Even before consumers’ acceleration to online shopping due to the pandemic, card-not-present debit transactions rose 21% year-on-year in 2019, according to Pulse’s debit issuer survey released today. Account-to-account debit transfers, a CNP transaction type that includes P2P payments like Zelle and Venmo, doubled from 2018 to 2019 and accounted for 40% of total debit transaction growth.

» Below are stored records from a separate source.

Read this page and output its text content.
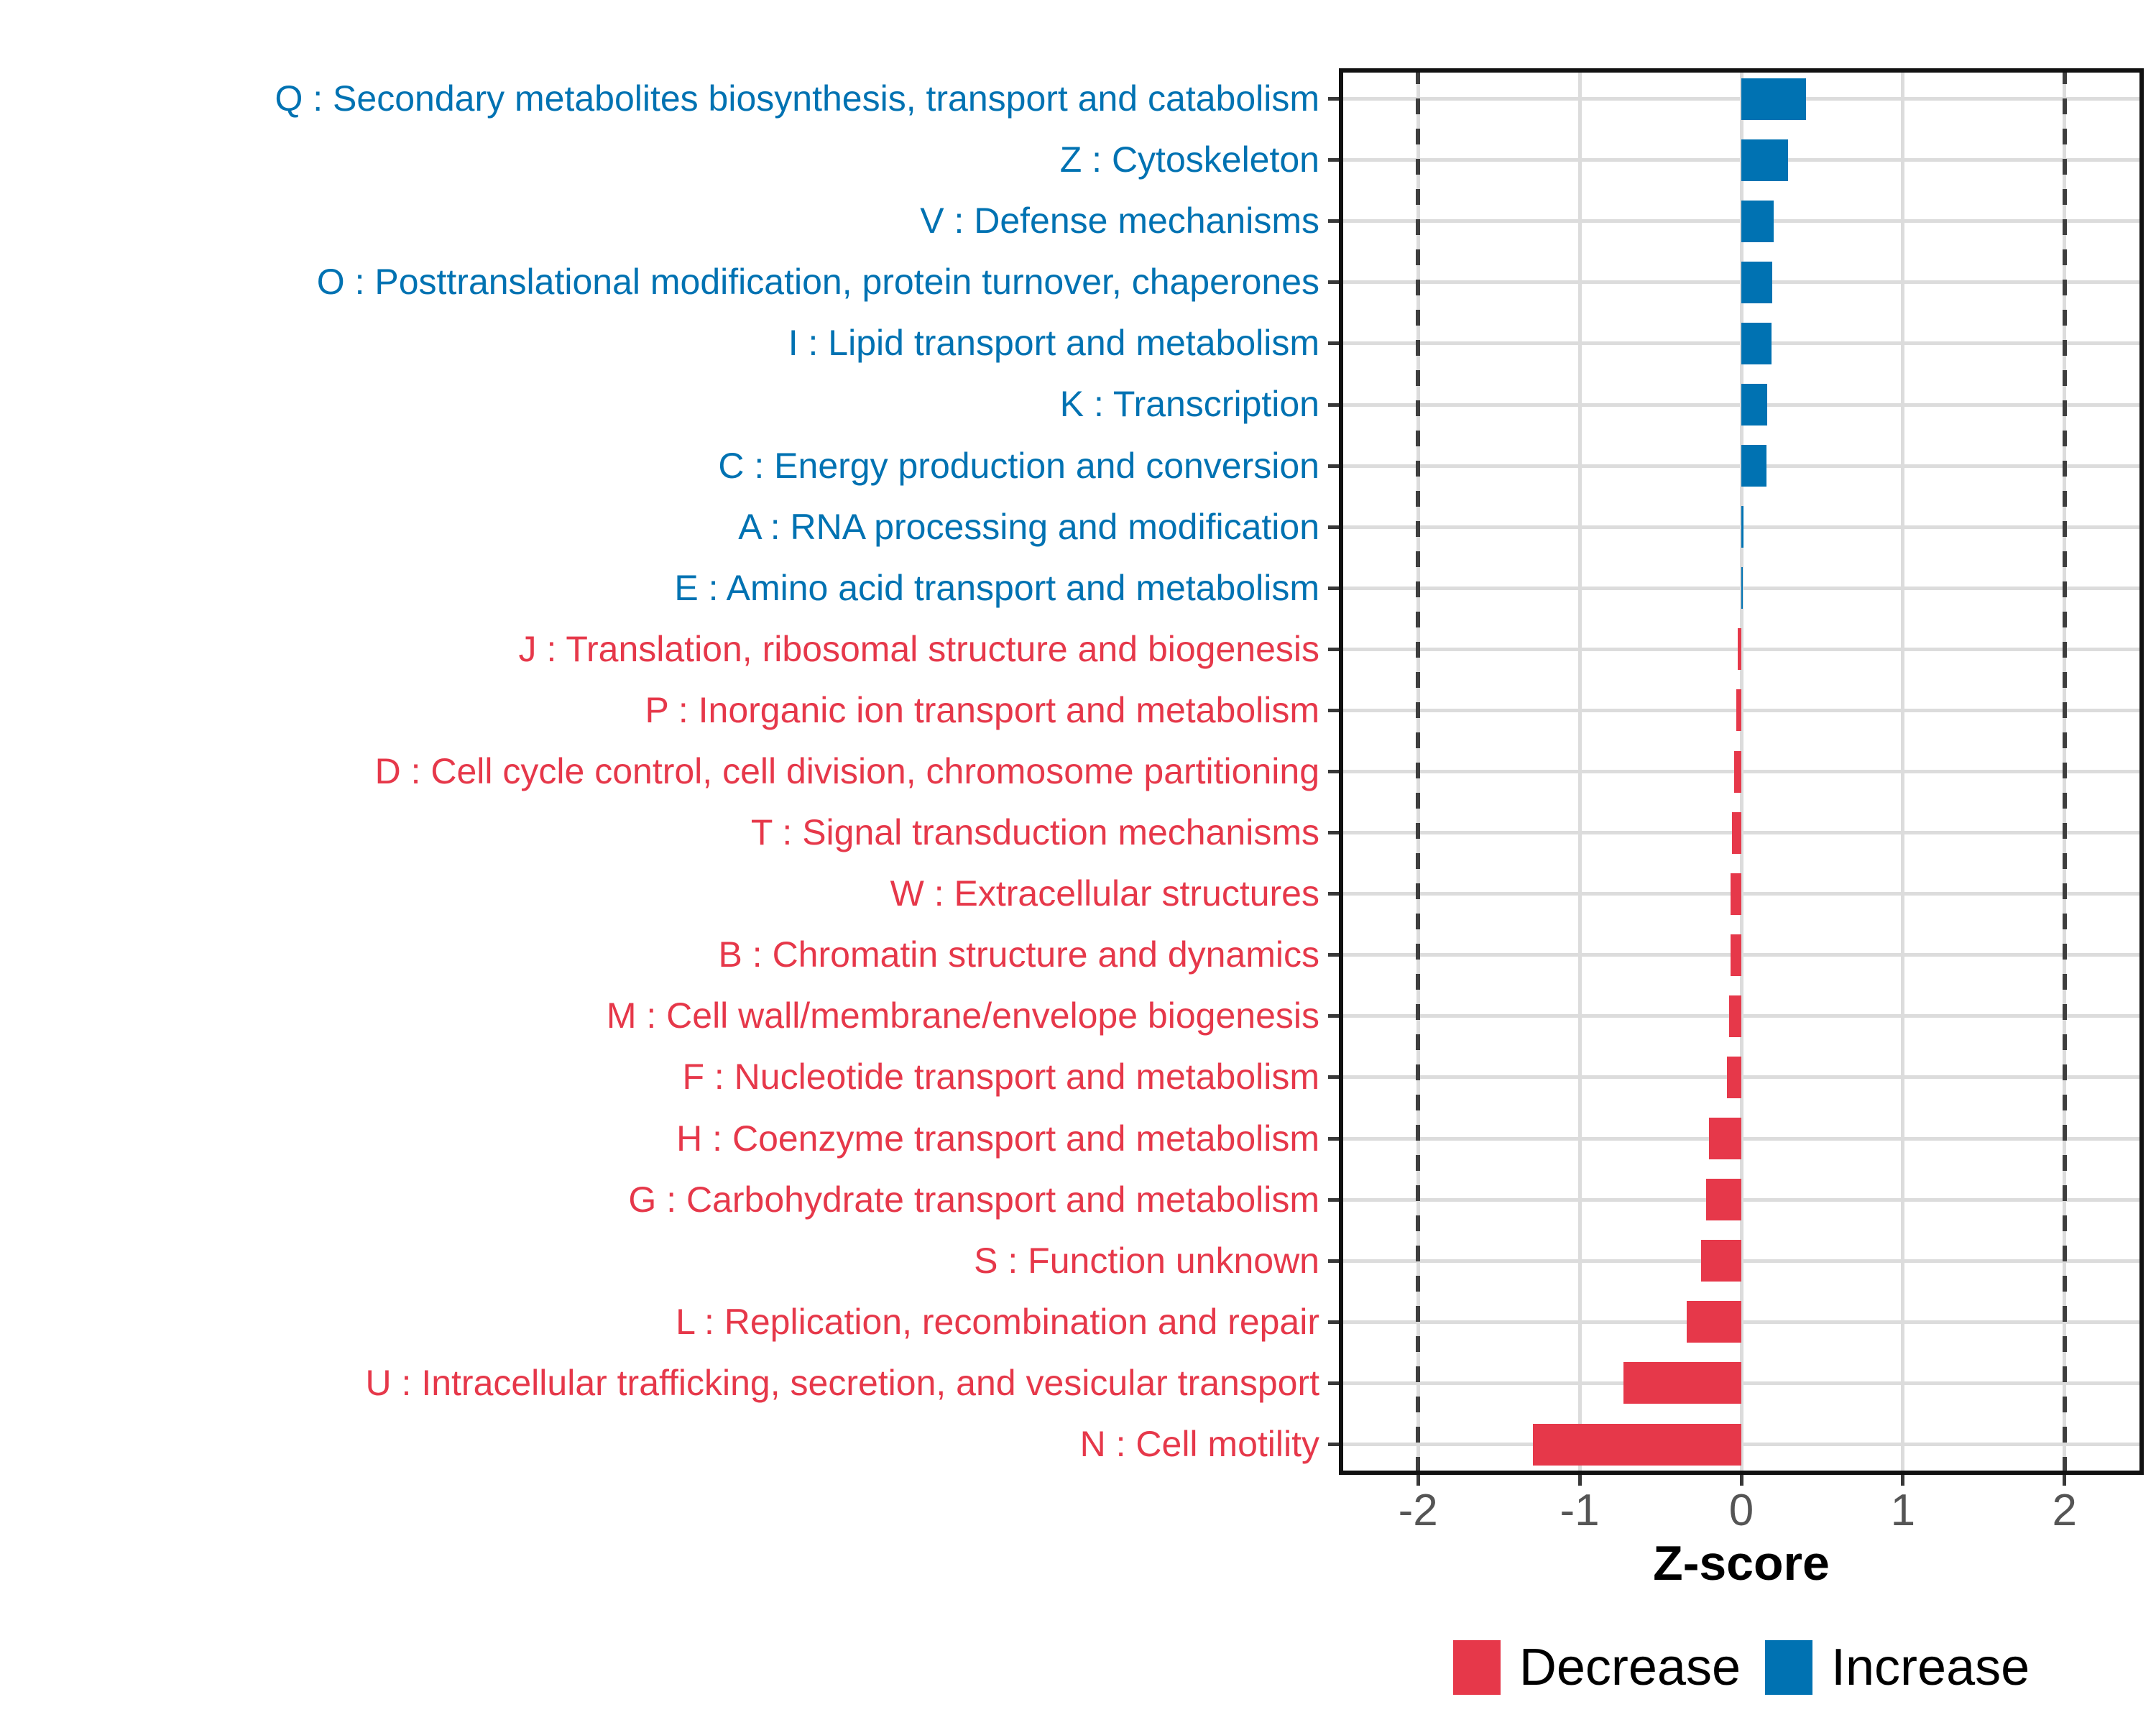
Z-score
Decrease Increase
Q : Secondary metabolites biosynthesis, transport and catabolism
Z : Cytoskeleton
V : Defense mechanisms
O : Posttranslational modification, protein turnover, chaperones
I : Lipid transport and metabolism
K : Transcription
C : Energy production and conversion
A : RNA processing and modification
E : Amino acid transport and metabolism
J : Translation, ribosomal structure and biogenesis
P : Inorganic ion transport and metabolism
D : Cell cycle control, cell division, chromosome partitioning
T : Signal transduction mechanisms
W : Extracellular structures
B : Chromatin structure and dynamics
M : Cell wall/membrane/envelope biogenesis
F : Nucleotide transport and metabolism
H : Coenzyme transport and metabolism
G : Carbohydrate transport and metabolism
S : Function unknown
L : Replication, recombination and repair
U : Intracellular trafficking, secretion, and vesicular transport
N : Cell motility
-2	-1	0	1	2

“Card-not-present transactions already represent 27% of all debit transactions and are growing about 10 times faster than card-present transactions,” said Tony Hayes of Oliver Wyman, which conducted the study for Pulse. “That growth will surely accelerate due to a surge in e-commerce, and a shift in many traditional card-present merchant categories, such as grocery and restaurants, to remote card-not-present ordering.” Debit activity in the wake of the coronavirus pandemic surged in early March as consumers stocked up on supplies, dropped by as much as 30% in mid-March as lockdown orders were imposed and rebounded partially in April and May as economic impact payments reached consumers.
Overall, Americans conducted 77.5 billion debit transactions in 2019, a 6.5% rise from the year before. The average net fraud loss per debit transaction edged up from 1.1 cents to 1.2 cents. Debit interchange accounted for 6% of non-interest income across financial institutions, making up 5% at nationwide banks, 8% at regional banks and 24% at community banks, said Pulse, a Discover company. (ABA endorses the signature debit product offered by Discover.)
Nearly three in 10 issuers deployed contactless cards in 2019—up from 10% in 2018—and 66% projected that they would offer contactless debit cards by the end of 2020. Transactions using mobile wallets nearly doubled but accounted for just 1.7% of all debit transactions, with Apple Pay accounting for 85% of these payments, Pulse found.